Moitié moins. Coupe franche. Sans anesthésie. Traduction : le régime commence. Et il commence sous surveillance. Trois cents pour gouverner une province ? Selon plusieurs sources, l’ensemble des cabinets provinciaux aurait frôlé les 300 personnes. Trois cents collaborateurs pour un gouverneur, un vice-gouverneur et six ministres maximum. À ce niveau, on ne parle plus de cabinets. On parle plutôt d’écosystème. D’une colonie politique en pleine expansion.
Dans les standards administratifs classiques, un cabinet se compose d’un directeur, de quelques conseillers techniques et d’un noyau administratif restreint. Dans le Haut-Uélé, on semble avoir opté pour la formule “buffet à volonté”. Conseillers principaux adjoints chargés de la coordination stratégique. Chargés de missions itinérants. Assistants spéciaux à la communication des communications. Parfois, les intitulés des fonctions sont plus longs que les rapports produits.
La créativité administrative ne manque pas. Le sens de la mesure, un peu moins. Derrière chaque titre, une ligne budgétaire. Mais le vrai sujet n’est pas le folklore des appellations. C’est la facture. Chaque nomination, c’est un salaire. Chaque salaire, c’est un prélèvement sur un budget provincial déjà fragile. Pendant que certains chantiers s’arrêtent, les cabinets, eux, prospèrent. Ici, le clientélisme s’exprime en version XXL.
Nommer pour récompenser, nommer pour équilibrer, nommer pour apaiser et nommer pour fidéliser. Un cabinet qui enfle n’est jamais un accident. C’est un choix politique. Un choix dicté par les alliances, les équilibres internes et parfois la nécessité de satisfaire le club des amis. On recrute pour consolider. On distribue pour tenir. Jusqu’au jour où la facture arrive. Et puis il y a cette rumeur persistante : des agents “fictifs”. Des noms sur des listes. Des salaires versés. Des bureaux rarement occupés.
Si ces allégations se confirment, on ne parlera plus d’excès administratif. On parlera d’un système. Un système où la loyauté pèse plus lourd que la compétence. Où le cabinet devient un outil de redistribution politique. Où la masse salariale grossit pendant que les besoins essentiels de la population attendent leur tour. Dans un contexte national où la rigueur financière devient mot d’ordre, il devenait difficile de continuer à fermer les yeux. Une réforme par conviction… ou par pression ?

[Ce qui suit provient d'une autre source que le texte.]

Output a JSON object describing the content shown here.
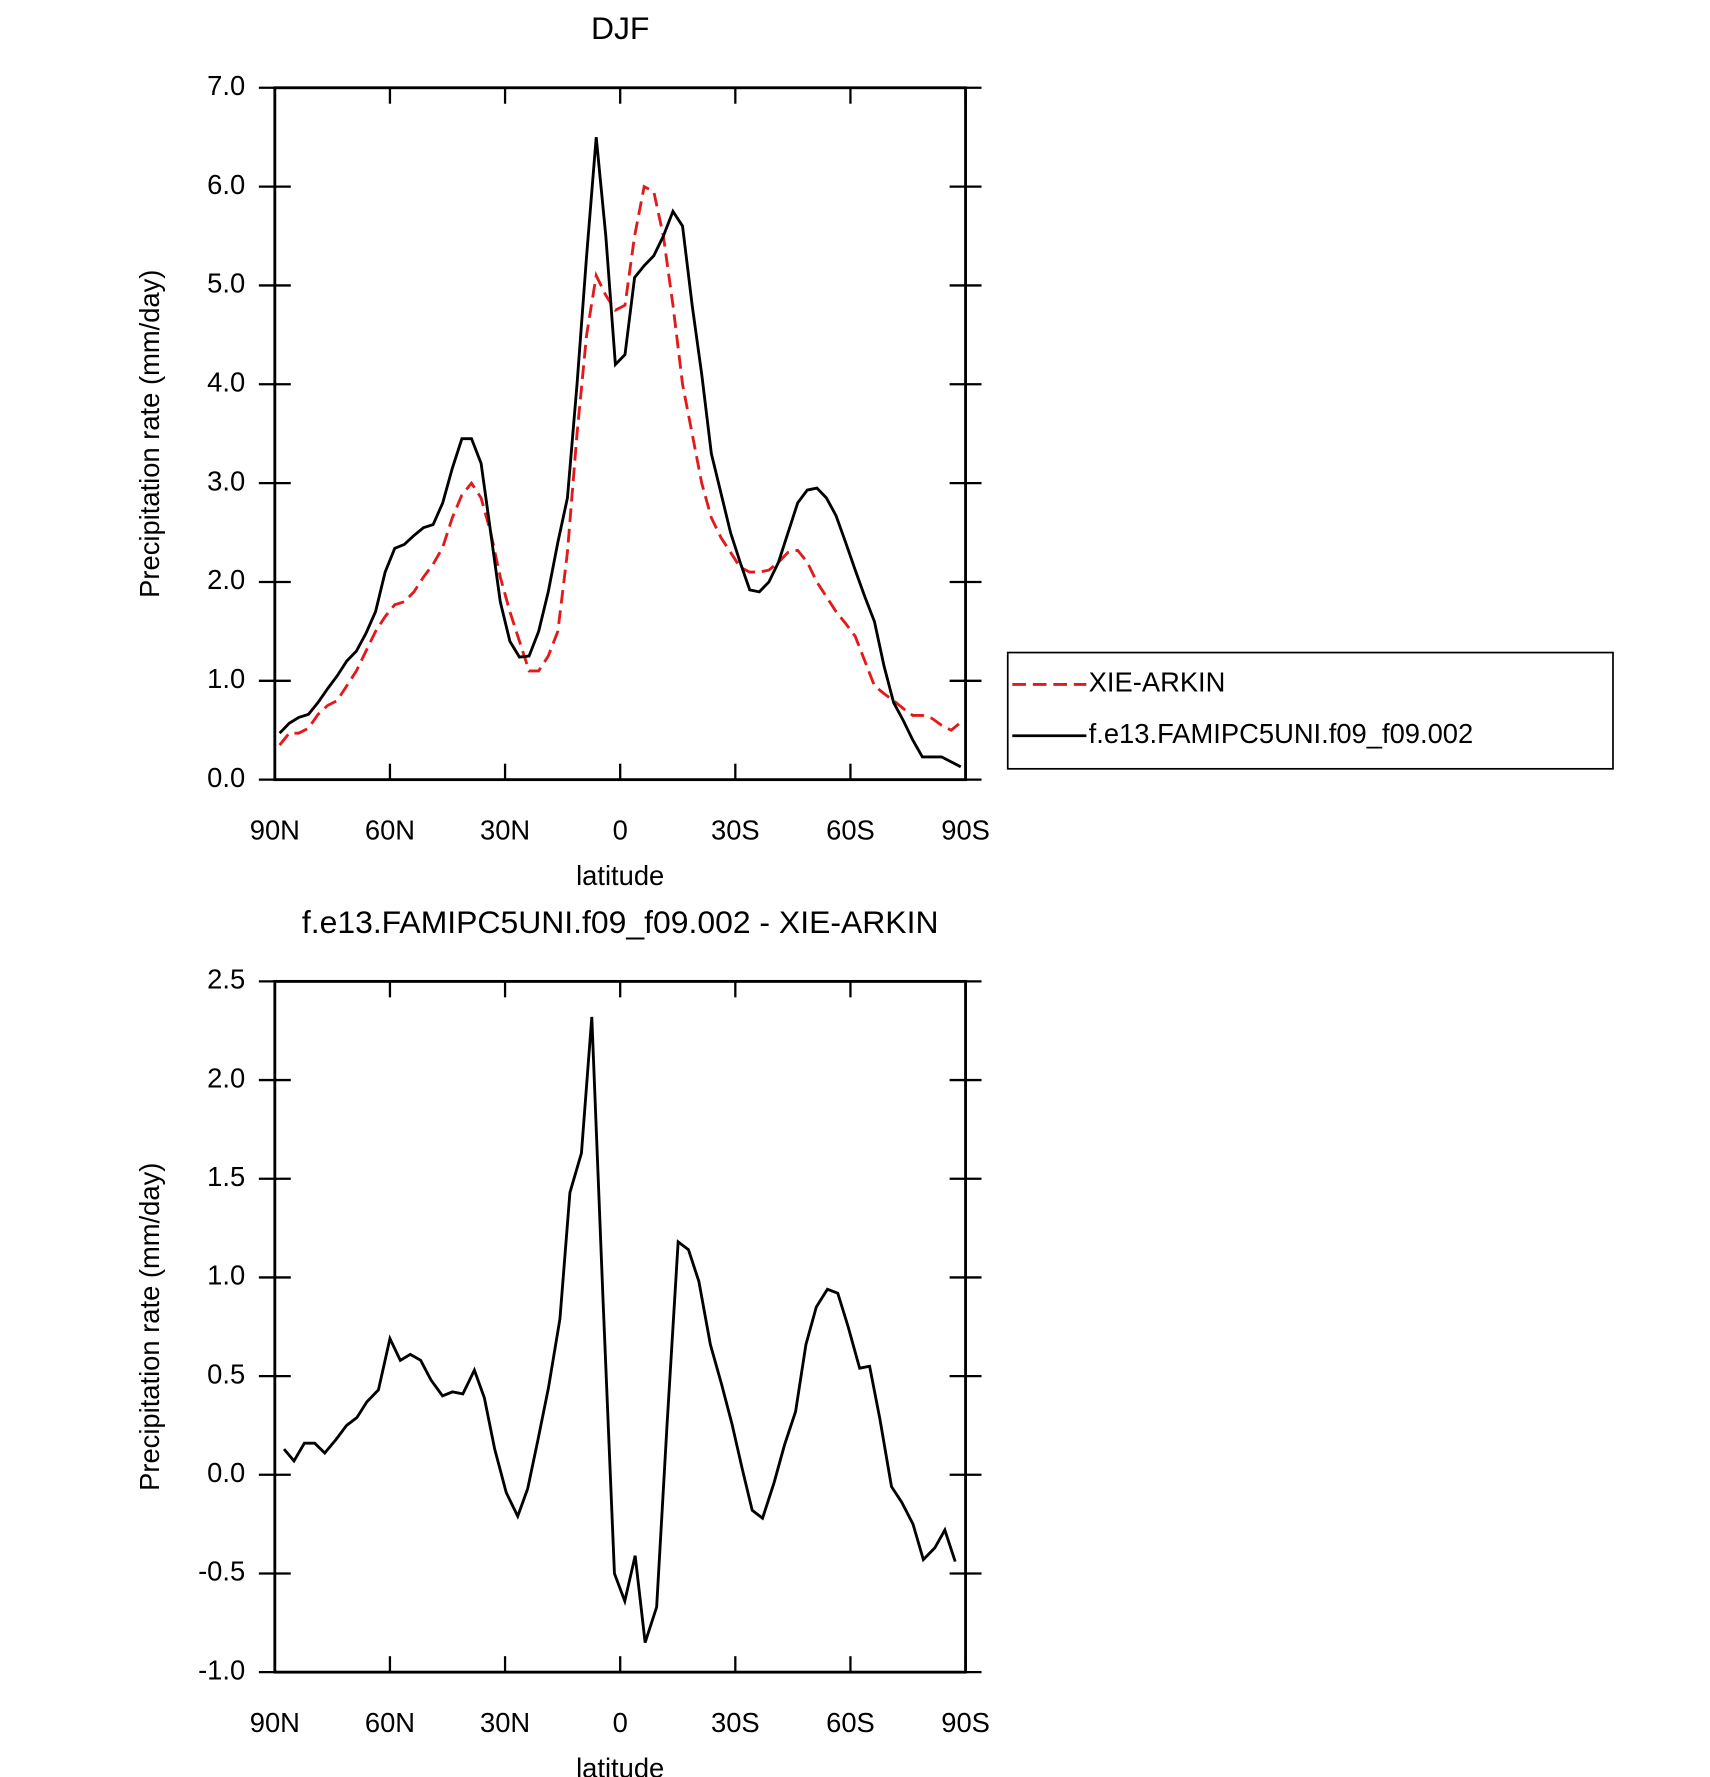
{
  "chart_data": [
    {
      "type": "line",
      "title": "DJF",
      "ylabel": "Precipitation rate (mm/day)",
      "xlabel": "latitude",
      "x": [
        88.75,
        86.25,
        83.75,
        81.25,
        78.75,
        76.25,
        73.75,
        71.25,
        68.75,
        66.25,
        63.75,
        61.25,
        58.75,
        56.25,
        53.75,
        51.25,
        48.75,
        46.25,
        43.75,
        41.25,
        38.75,
        36.25,
        33.75,
        31.25,
        28.75,
        26.25,
        23.75,
        21.25,
        18.75,
        16.25,
        13.75,
        11.25,
        8.75,
        6.25,
        3.75,
        1.25,
        -1.25,
        -3.75,
        -6.25,
        -8.75,
        -11.25,
        -13.75,
        -16.25,
        -18.75,
        -21.25,
        -23.75,
        -26.25,
        -28.75,
        -31.25,
        -33.75,
        -36.25,
        -38.75,
        -41.25,
        -43.75,
        -46.25,
        -48.75,
        -51.25,
        -53.75,
        -56.25,
        -58.75,
        -61.25,
        -63.75,
        -66.25,
        -68.75,
        -71.25,
        -73.75,
        -76.25,
        -78.75,
        -81.25,
        -83.75,
        -86.25,
        -88.75
      ],
      "series": [
        {
          "name": "XIE-ARKIN",
          "color": "#e31a1c",
          "line_style": "dashed",
          "values": [
            0.35,
            0.47,
            0.47,
            0.52,
            0.66,
            0.75,
            0.8,
            0.95,
            1.1,
            1.3,
            1.5,
            1.65,
            1.77,
            1.8,
            1.9,
            2.05,
            2.18,
            2.35,
            2.65,
            2.88,
            3.0,
            2.85,
            2.5,
            2.05,
            1.7,
            1.4,
            1.1,
            1.1,
            1.25,
            1.5,
            2.3,
            3.5,
            4.5,
            5.1,
            4.9,
            4.75,
            4.8,
            5.5,
            6.0,
            5.95,
            5.5,
            4.8,
            4.0,
            3.5,
            3.0,
            2.65,
            2.45,
            2.3,
            2.15,
            2.1,
            2.1,
            2.12,
            2.2,
            2.3,
            2.32,
            2.2,
            2.0,
            1.85,
            1.7,
            1.58,
            1.45,
            1.2,
            0.95,
            0.87,
            0.8,
            0.72,
            0.65,
            0.65,
            0.62,
            0.55,
            0.5,
            0.58
          ]
        },
        {
          "name": "f.e13.FAMIPC5UNI.f09_f09.002",
          "color": "#000000",
          "line_style": "solid",
          "values": [
            0.47,
            0.57,
            0.63,
            0.66,
            0.78,
            0.92,
            1.05,
            1.2,
            1.3,
            1.48,
            1.7,
            2.1,
            2.34,
            2.38,
            2.47,
            2.55,
            2.58,
            2.8,
            3.15,
            3.45,
            3.45,
            3.2,
            2.5,
            1.8,
            1.4,
            1.24,
            1.25,
            1.5,
            1.9,
            2.4,
            2.85,
            4.0,
            5.3,
            6.5,
            5.5,
            4.2,
            4.3,
            5.08,
            5.2,
            5.3,
            5.5,
            5.75,
            5.6,
            4.8,
            4.1,
            3.3,
            2.9,
            2.5,
            2.2,
            1.92,
            1.9,
            2.0,
            2.2,
            2.5,
            2.8,
            2.93,
            2.95,
            2.85,
            2.67,
            2.4,
            2.12,
            1.85,
            1.6,
            1.15,
            0.78,
            0.6,
            0.4,
            0.23,
            0.23,
            0.23,
            0.18,
            0.13
          ]
        }
      ],
      "xlim": [
        90,
        -90
      ],
      "xticks": [
        {
          "value": 90,
          "label": "90N"
        },
        {
          "value": 60,
          "label": "60N"
        },
        {
          "value": 30,
          "label": "30N"
        },
        0,
        {
          "value": -30,
          "label": "30S"
        },
        {
          "value": -60,
          "label": "60S"
        },
        {
          "value": -90,
          "label": "90S"
        }
      ],
      "ylim": [
        0,
        7
      ],
      "yticks": [
        {
          "value": 0,
          "label": "0.0"
        },
        {
          "value": 1,
          "label": "1.0"
        },
        {
          "value": 2,
          "label": "2.0"
        },
        {
          "value": 3,
          "label": "3.0"
        },
        {
          "value": 4,
          "label": "4.0"
        },
        {
          "value": 5,
          "label": "5.0"
        },
        {
          "value": 6,
          "label": "6.0"
        },
        {
          "value": 7,
          "label": "7.0"
        }
      ],
      "grid": false,
      "legend": "right"
    },
    {
      "type": "line",
      "title": "f.e13.FAMIPC5UNI.f09_f09.002 - XIE-ARKIN",
      "ylabel": "Precipitation rate (mm/day)",
      "xlabel": "latitude",
      "x": [
        87.6,
        85.0,
        82.3,
        79.6,
        77.0,
        74.0,
        71.3,
        68.6,
        66.0,
        63.0,
        60.0,
        57.3,
        54.7,
        52.0,
        49.3,
        46.3,
        43.7,
        41.0,
        38.0,
        35.4,
        32.7,
        29.7,
        26.7,
        24.1,
        21.4,
        18.7,
        15.7,
        13.1,
        10.1,
        7.4,
        4.5,
        1.5,
        -1.2,
        -3.9,
        -6.5,
        -9.5,
        -12.2,
        -15.1,
        -17.8,
        -20.5,
        -23.5,
        -26.4,
        -29.1,
        -31.8,
        -34.4,
        -37.1,
        -40.1,
        -42.8,
        -45.7,
        -48.4,
        -51.1,
        -54.0,
        -56.7,
        -59.4,
        -62.4,
        -65.0,
        -67.7,
        -70.7,
        -73.4,
        -76.3,
        -79.0,
        -82.0,
        -84.6,
        -87.3
      ],
      "values": [
        0.13,
        0.07,
        0.16,
        0.16,
        0.11,
        0.18,
        0.25,
        0.29,
        0.37,
        0.43,
        0.69,
        0.58,
        0.61,
        0.58,
        0.48,
        0.4,
        0.42,
        0.41,
        0.53,
        0.39,
        0.13,
        -0.09,
        -0.21,
        -0.07,
        0.18,
        0.44,
        0.79,
        1.43,
        1.63,
        2.32,
        0.9,
        -0.5,
        -0.64,
        -0.41,
        -0.85,
        -0.67,
        0.25,
        1.18,
        1.14,
        0.98,
        0.66,
        0.46,
        0.26,
        0.03,
        -0.18,
        -0.22,
        -0.04,
        0.15,
        0.32,
        0.66,
        0.85,
        0.94,
        0.92,
        0.75,
        0.54,
        0.55,
        0.28,
        -0.06,
        -0.14,
        -0.25,
        -0.43,
        -0.37,
        -0.28,
        -0.44
      ],
      "color": "#000000",
      "line_style": "solid",
      "xlim": [
        90,
        -90
      ],
      "xticks": [
        {
          "value": 90,
          "label": "90N"
        },
        {
          "value": 60,
          "label": "60N"
        },
        {
          "value": 30,
          "label": "30N"
        },
        0,
        {
          "value": -30,
          "label": "30S"
        },
        {
          "value": -60,
          "label": "60S"
        },
        {
          "value": -90,
          "label": "90S"
        }
      ],
      "ylim": [
        -1,
        2.5
      ],
      "yticks": [
        {
          "value": -1,
          "label": "-1.0"
        },
        -0.5,
        {
          "value": 0,
          "label": "0.0"
        },
        0.5,
        {
          "value": 1,
          "label": "1.0"
        },
        1.5,
        {
          "value": 2,
          "label": "2.0"
        },
        2.5
      ],
      "grid": false
    }
  ]
}
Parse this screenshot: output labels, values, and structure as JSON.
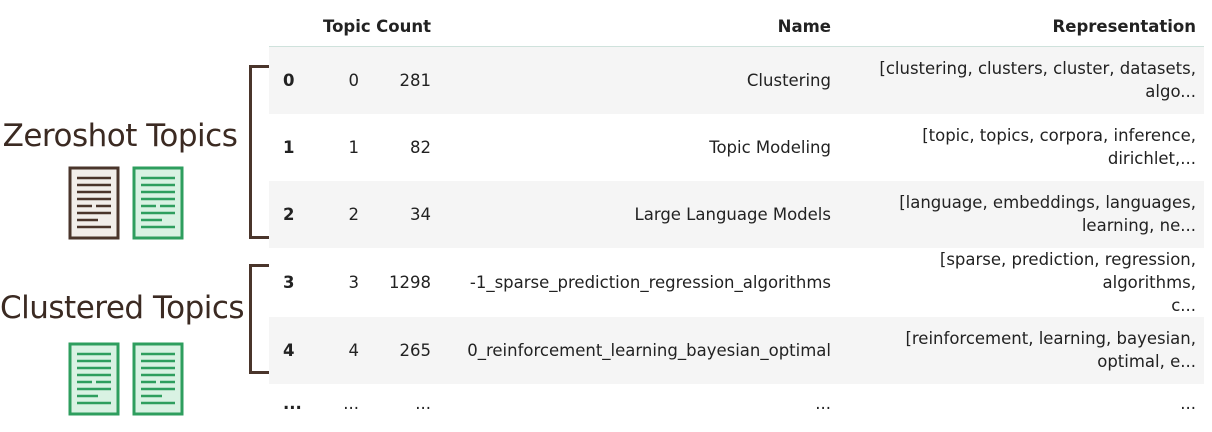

La réduction de moitié des effectifs ressemble moins à une réforme courageuse qu’à une manœuvre de survie politique. Mais la question dérange : pourquoi maintenant ? Si la cure est nécessaire aujourd’hui, elle l’était hier. On ne découvre pas soudainement la vertu budgétaire. On la redécouvre quand le contrôle frappe à la porte. On ne met pas un gouvernement au régime par conviction.
On le met au régime par contrainte. Gouverner ou distribuer ? Un gouvernement provincial n’est pas un centre de placement politique. Il n’est pas censé absorber des centaines de collaborateurs pour fonctionner. Gouverner, ce n’est pas multiplier les postes. C’est produire des résultats. À force de vouloir contenter tout le monde, on dilue la responsabilité. À force de grossir, on devient lourd. Et à force de lourdeur, on devient inefficace.
Réduire de moitié, c’est spectaculaire. Mais cela signifie aussi reconnaître que la moitié était en trop. La vraie réforme ne sera pas de supprimer quelques noms sur une liste. Elle sera de changer la logique : transparence des nominations ; limitation stricte des effectifs ; publication des organigrammes ; contrôle permanent des finances. Sinon, dans quelques mois, le mammouth administratif risque fort de reprendre du poids. Très vite.
Le Haut-Uélé mérite un gouvernement efficace. Pas un gouvernement obèse. Et parfois, il faut qu’un contrôle financier rappelle une vérité simple : un cabinet est censé gouverner. Pas grossir. Et encore moins vivre aux frais d’un peuple qui, lui, n’a jamais eu droit au buffet à volonté.